Analogue Switch-Off

Country Analysis

Following the WRC-07 decision to allocate the Digital Dividend to mobile, there were few instances where the spectrum was left unused. However, in some countries, particularly in Europe, decisions over where to position digital television had already been made — investments undertaken and networks planned or built. The case studies in this section outline the perspectives of regulators and government officials following the WRC-07 decision, as they assessed the the opportunities and challenges the decion presented. The case studies in this section are two such examples.

The UK had already progressed in rolling out digital television before the WRC in 2007. While UK regulator Ofcom was an early pioneer in calling for the Digital Dividend allocation to mobile, its own plans did not match the ultimate outcome laid out by the WRC. In order to realise the full benefits of a harmonised Digital Dividend allocation to mobile, Britain was forced to undertake a significant — and costly — replanning exercise. Graham Louth’s presentation outlines how far the benefits outweighed the burdens and why, in the end, following the harmonised band was not a difficult decision. Another European example is that of Spain, which had not only planned for the use of the spectrum, but had already licensed it to broadcasters.

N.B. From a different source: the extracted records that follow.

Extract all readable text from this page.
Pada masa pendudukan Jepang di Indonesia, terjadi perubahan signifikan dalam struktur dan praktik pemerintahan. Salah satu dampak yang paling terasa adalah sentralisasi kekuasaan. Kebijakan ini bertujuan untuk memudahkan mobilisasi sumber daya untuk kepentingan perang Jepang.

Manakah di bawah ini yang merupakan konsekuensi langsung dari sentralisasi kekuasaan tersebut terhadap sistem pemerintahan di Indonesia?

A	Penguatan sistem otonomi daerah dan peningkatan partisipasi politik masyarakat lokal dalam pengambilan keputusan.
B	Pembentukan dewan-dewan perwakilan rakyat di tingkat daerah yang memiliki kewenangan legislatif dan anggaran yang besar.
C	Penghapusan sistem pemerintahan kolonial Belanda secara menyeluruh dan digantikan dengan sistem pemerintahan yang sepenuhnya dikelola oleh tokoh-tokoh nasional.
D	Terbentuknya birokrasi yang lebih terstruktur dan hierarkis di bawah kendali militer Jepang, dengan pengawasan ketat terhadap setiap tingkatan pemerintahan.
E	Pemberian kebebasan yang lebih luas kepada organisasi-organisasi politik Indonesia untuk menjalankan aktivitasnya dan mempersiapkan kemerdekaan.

Germany was the first European country to assign the 800MHz Digital Dividend band to the mobile operator community despite a very strong broadcasting community which needed assurance that its transmissions below the Digital Dividend band would not be adversely affected. Elmar Zilles’ presentation outlines some of the regulatory measures taken to assure this. Work such as the Analysys Mason research and modelling, carried out on behalf of the European Commission, made such rapid assignments possible: the economic benefit was too large to ignore.

Finally, the research in Balancing Act’s review of UHF use in Africa provides insight into the real need of the DTT community in the developing world.

For markets undertaking the analogue television switch-off and looking at the potential to reassign spectrum, these case studies are informative, as is the presentation on the Digital Dividend in Spain, particularly with regard to the recent WRC12 decision identifying 698-806MHz spectrum for mobile in Region 1. Governments yet to allocate spectrum for digital television now face similar decisions to that of the UK, Germany and Spain in 2007. Experience from these markets suggest that the economic and social beneits of allocating spectrum to mobile make a compelling case to allocate the spectrum for this use, and that spectrum harmonisation is critical.